Visual Inspection of Webbing and Rope Lanyards

  • The rope diameter must be uniform throughout, following a short break-in period. Weakened areas appear as noticeable changes in original diameter.
  • Rotate the rope lanyard while inspecting from end to end, looking for any fuzzy, worn, broken, or cut fibers.
  • In excessive heat, nylon becomes brittle and has a shriveled brownish appearance. Fibers will break when flexed, and they must not be used in conditions above 180˚F.
  • Change in color from chemical exposure usually appears as a brownish smudge. Transverse cracks appear when the belt is bent tightly, causing a loss of elasticity.
  • Webbing and rope strands may be fused together by molten metal or flame. Watch for hard, shiny spots, or a hard and brittle feel.
  • Paint will penetrate the lanyard material and dry, restricting the movement of fibers. Damage from drying agents and solvents also appear as chemical damage.

Hardware Inspection

  • Inspect closely for distortion, cracks, corrosion, or pitted surfaces.
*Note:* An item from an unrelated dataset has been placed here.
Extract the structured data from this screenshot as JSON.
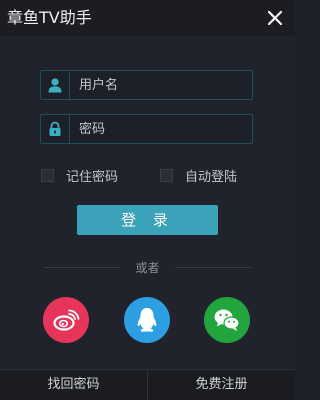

Each section must adequately keep the snap closed.
  • The thimble (the protective plastic sleeve of a snap) must be firmly seated on the snap.
  • The edges of the thimble must not be sharp, distorted or cracked, and they must be free of loose or cut strands.

Cleaning and Storage of Equipment:

  • Proper storage and maintenance after use are as important as cleaning the equipment of dirt, corrosives, or contaminants.
  • For nylon or polyester: remove all surface dirt with a sponge dampened in plain water.
  • To clean, dip a sponge in a mild solution of water and commercial soap or detergent. Work up a thick lather with a vigorous back and forth motion; then wipe with a clean cloth. Hang freely to dry, but away from excessive heat.
  • When not in use, fall protection equipment must be stored in a cool, dry, and clean place out of the way and out of direct sunlight. Avoid areas where heat, moisture, oil, chemicals, or other degrading elements may be present.
  • Equipment that is damaged or in need of maintenance must be removed from the workplace and not stored in the same area as usable equipment.
  • Heavily soiled, wet, or otherwise contaminated equipment must be properly cleaned and dried prior to storage.
  • Prior to using equipment which has been stored for long periods of time, have it inspected thoroughly by a competent person before placing it back in service.

NOTE: Always promote a discussion on any of the topics covered in the Tool Box Talks. Should any question arise that you cannot answer, don’t hesitate to contact your Employer.